Higher demand for technology-versed directors is an opportunity for younger candidates, says Gaines. “Boards will look at younger candidates more closely than they normally would if they have a strong technology skills background. They still need to have broad management experience and if they are going to make it to boards, they need to have been an executive at a younger age. I would expect to see boards looking at well-credentialed chief information officers as
candidates.”

Other search consultants have a different view. Egon Zehnder partner Neil Waters understands the dilemma but is concerned about this trend. “All of a sudden, aspiring directors are starting to market themselves as ‘disruption directors’ even though they have had a reasonably standard executive career.  I am not sure all boards are buying what they think they are buying.”

Further, Waters is concerned that the appointment of technology experts to boards could send the wrong message to executive teams. “If the organisation is concerned about a new entrant damaging its business, is the appointment of the disruption director going to solve that problem?”

He says boards could consider a range of options based on a fundamental question: How much of the solution should be delivered by management and how much from the board? “The board can spend time assessing if management has sufficient depth in understanding how technology will affect the organisation and its industry.
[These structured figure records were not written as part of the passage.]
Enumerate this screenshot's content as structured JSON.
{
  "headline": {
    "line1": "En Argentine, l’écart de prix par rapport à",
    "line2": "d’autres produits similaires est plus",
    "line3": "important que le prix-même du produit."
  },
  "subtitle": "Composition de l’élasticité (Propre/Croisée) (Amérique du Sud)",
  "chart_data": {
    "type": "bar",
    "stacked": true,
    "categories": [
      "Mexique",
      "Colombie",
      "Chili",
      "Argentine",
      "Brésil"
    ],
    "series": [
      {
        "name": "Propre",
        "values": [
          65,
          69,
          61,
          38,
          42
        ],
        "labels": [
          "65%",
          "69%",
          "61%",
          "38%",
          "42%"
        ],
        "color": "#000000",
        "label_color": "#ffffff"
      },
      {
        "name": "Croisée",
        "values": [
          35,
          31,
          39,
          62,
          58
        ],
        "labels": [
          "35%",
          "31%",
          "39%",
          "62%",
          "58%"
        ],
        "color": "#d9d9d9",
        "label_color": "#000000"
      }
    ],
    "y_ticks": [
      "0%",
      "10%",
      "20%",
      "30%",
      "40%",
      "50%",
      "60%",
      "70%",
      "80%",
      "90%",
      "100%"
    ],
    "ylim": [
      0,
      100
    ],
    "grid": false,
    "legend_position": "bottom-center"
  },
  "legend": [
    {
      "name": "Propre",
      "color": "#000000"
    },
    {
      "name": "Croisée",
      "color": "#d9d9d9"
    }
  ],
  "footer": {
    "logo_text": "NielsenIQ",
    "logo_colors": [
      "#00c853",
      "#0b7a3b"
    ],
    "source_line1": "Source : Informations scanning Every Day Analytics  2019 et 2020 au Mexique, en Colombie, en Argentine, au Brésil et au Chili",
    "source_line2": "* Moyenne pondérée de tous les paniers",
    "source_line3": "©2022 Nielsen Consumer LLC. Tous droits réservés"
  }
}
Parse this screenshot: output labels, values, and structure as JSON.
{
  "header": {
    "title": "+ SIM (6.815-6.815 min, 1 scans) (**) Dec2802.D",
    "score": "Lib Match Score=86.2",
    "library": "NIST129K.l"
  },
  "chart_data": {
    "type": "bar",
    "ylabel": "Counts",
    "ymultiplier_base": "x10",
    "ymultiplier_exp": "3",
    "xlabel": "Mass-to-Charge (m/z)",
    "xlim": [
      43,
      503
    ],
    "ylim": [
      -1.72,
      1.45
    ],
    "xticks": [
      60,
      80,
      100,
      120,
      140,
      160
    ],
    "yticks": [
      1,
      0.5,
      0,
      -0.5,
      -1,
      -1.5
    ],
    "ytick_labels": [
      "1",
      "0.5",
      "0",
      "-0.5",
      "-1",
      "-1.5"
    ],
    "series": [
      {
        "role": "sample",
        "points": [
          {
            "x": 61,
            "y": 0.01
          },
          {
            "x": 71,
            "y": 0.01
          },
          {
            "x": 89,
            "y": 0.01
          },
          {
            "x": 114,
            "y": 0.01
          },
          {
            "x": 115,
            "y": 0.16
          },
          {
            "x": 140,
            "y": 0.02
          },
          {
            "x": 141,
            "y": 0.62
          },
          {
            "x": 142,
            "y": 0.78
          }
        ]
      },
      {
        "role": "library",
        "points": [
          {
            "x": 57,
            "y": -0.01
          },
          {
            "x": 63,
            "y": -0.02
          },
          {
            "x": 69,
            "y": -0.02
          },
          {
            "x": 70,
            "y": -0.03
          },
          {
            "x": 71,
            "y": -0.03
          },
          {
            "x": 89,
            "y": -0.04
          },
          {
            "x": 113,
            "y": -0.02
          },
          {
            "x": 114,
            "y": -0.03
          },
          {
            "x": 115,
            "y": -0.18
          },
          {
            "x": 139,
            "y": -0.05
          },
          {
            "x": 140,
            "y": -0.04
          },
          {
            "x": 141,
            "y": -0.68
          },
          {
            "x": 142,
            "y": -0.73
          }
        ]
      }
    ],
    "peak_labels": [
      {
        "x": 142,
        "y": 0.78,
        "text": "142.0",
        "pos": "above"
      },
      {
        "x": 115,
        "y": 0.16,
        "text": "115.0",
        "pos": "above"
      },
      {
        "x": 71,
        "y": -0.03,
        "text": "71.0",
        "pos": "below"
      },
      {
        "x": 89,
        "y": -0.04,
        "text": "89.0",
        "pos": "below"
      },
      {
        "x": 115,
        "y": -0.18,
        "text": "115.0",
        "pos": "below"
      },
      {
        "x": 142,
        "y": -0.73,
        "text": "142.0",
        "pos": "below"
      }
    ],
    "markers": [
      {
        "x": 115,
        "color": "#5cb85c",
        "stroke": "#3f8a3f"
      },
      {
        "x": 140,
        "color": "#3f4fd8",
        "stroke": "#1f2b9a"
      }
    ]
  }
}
If the board still feels it needs more technology expertise, it could look to get the best advice possible from a range of people by forming an advisory board or committee.”

A board, for example, could recruit six tech experts to advise it and the executive team on technology-related issues. “Overseas banks have formed digital advisory boards, with people from Silicon Valley, to advise the main board on emerging technologies. Depending on the organisation, that makes more sense than appointing one director with a tech background.”

Waters says a focus on technology skills among directors risks overshadowing the board’s broader responsibilities. “We need to be reminded from time to time that the full job of a director is to govern across a range of issues, not just technology.  The best directors are typically those who have dealt with issues of real scale and complexity in their executive careers. It’s hard to get that experience if you have only worked as a technology specialist.”

The push for younger directors with technology skills could backfire, says Waters. “I understand chairmen thinking more about age diversity and refreshing the board with younger directors. But there seems to be an emerging bias against older directors. Experience should come with a premium for boards, not a discount.”

He says boards are now much more sensible about the skills they need. “They know technology is important, but not at the expense of appointing a director who cannot govern across a range of complex areas.”

If more tech experts are appointed, it is likely to be on boards of large, established organisations that are disrupted by technology, rather than those doing the disruption, such as emerging fast-growth ventures. History shows how quickly incumbent companies can fall when their markets are disrupted. They will need directors who can help the organisation survive in a new market and reorganise its resources – not just fend off the predators.